23. The catheter of claim 22, wherein the distal shock wave emitter comprises a distal electrode pair and the proximal shock wave emitter comprises a proximal electrode pair.

24. The catheter of claim 23, wherein:

25. The catheter of claim 22, wherein the distal shock wave emitter and the proximal shock wave emitter are independently wired to a power supply.

26. The catheter of claim 22, wherein the plurality of shock wave emitters comprises four distal shock wave emitters and four proximal shock wave emitters.

27. A shock wave catheter for treating a lesion a body lumen with shock waves, the catheter comprising:

an elongate member extending form a proximal region of the catheter to a distal region of the catheter;

a distal shock wave emitter comprising a distal inner band and a distal outer band having a distal outer diameter; and

a proximal shock wave emitter comprising a proximal inner band and a proximal outer band having a proximal outer diameter greater than the distal outer diameter.

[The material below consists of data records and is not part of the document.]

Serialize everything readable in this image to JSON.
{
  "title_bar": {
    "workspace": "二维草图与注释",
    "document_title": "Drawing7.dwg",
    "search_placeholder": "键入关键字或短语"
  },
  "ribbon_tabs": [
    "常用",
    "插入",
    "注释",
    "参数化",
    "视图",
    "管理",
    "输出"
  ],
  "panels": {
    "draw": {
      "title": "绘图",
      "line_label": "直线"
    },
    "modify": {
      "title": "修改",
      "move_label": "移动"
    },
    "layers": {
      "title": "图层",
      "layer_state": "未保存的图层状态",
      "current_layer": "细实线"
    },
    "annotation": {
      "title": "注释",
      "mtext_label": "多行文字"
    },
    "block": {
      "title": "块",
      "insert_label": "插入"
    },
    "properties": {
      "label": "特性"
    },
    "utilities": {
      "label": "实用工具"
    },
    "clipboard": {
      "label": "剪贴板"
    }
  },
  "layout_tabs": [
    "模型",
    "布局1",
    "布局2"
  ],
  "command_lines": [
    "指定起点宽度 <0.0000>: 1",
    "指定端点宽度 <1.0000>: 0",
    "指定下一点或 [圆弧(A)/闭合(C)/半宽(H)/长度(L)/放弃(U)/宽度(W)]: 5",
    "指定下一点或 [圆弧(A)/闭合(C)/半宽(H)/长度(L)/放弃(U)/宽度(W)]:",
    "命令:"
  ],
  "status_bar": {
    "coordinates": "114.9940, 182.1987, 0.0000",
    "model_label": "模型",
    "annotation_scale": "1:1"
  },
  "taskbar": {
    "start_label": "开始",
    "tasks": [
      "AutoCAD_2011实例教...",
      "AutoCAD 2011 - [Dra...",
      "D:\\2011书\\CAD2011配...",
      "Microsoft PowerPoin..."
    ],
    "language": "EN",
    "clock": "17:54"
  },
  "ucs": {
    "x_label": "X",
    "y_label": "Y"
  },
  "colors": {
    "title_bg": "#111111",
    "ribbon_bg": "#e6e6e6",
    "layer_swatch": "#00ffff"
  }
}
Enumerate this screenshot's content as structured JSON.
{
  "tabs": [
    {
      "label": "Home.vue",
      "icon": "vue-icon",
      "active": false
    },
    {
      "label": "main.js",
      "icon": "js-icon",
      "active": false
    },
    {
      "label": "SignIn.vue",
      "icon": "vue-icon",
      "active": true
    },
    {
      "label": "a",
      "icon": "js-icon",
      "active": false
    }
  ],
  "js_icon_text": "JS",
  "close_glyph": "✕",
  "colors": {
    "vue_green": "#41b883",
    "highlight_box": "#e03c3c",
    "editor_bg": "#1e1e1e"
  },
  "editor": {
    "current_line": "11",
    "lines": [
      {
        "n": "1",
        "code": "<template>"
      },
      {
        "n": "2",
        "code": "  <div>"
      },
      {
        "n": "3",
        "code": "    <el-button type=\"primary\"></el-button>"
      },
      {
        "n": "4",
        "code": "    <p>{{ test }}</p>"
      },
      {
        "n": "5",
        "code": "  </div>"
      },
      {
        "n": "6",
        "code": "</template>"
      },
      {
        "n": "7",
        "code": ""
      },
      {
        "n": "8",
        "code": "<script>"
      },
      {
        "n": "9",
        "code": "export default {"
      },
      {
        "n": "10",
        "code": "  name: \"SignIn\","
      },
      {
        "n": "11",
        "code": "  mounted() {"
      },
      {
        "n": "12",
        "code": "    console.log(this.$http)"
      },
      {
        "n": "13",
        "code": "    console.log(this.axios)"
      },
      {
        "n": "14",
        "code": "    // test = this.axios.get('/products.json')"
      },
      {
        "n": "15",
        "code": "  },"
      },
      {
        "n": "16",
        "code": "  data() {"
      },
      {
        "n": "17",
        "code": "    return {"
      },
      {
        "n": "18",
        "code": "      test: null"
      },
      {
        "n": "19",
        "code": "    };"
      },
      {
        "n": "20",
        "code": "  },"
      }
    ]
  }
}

28. The shock wave catheter of claim 27, wherein the distal inner band is thinner than the proximal inner band.

29. The shock wave catheter of claim 27, wherein the distal inner band has the same thickness as the proximal inner band.

30. The shock wave catheter of claim 27, wherein the distal shock wave emitter includes a distal insulative layer, the proximal shock wave emitter includes a proximal insulative layer, and the distal insulative layer is thinner than the proximal insulative layer.

31. The shock wave catheter of claim 27, wherein the distal shock wave emitter includes a distal insulative layer, the proximal shock wave emitter includes a proximal insulative layer, and the distal insulative layer is the same thickness as the proximal insulative layer.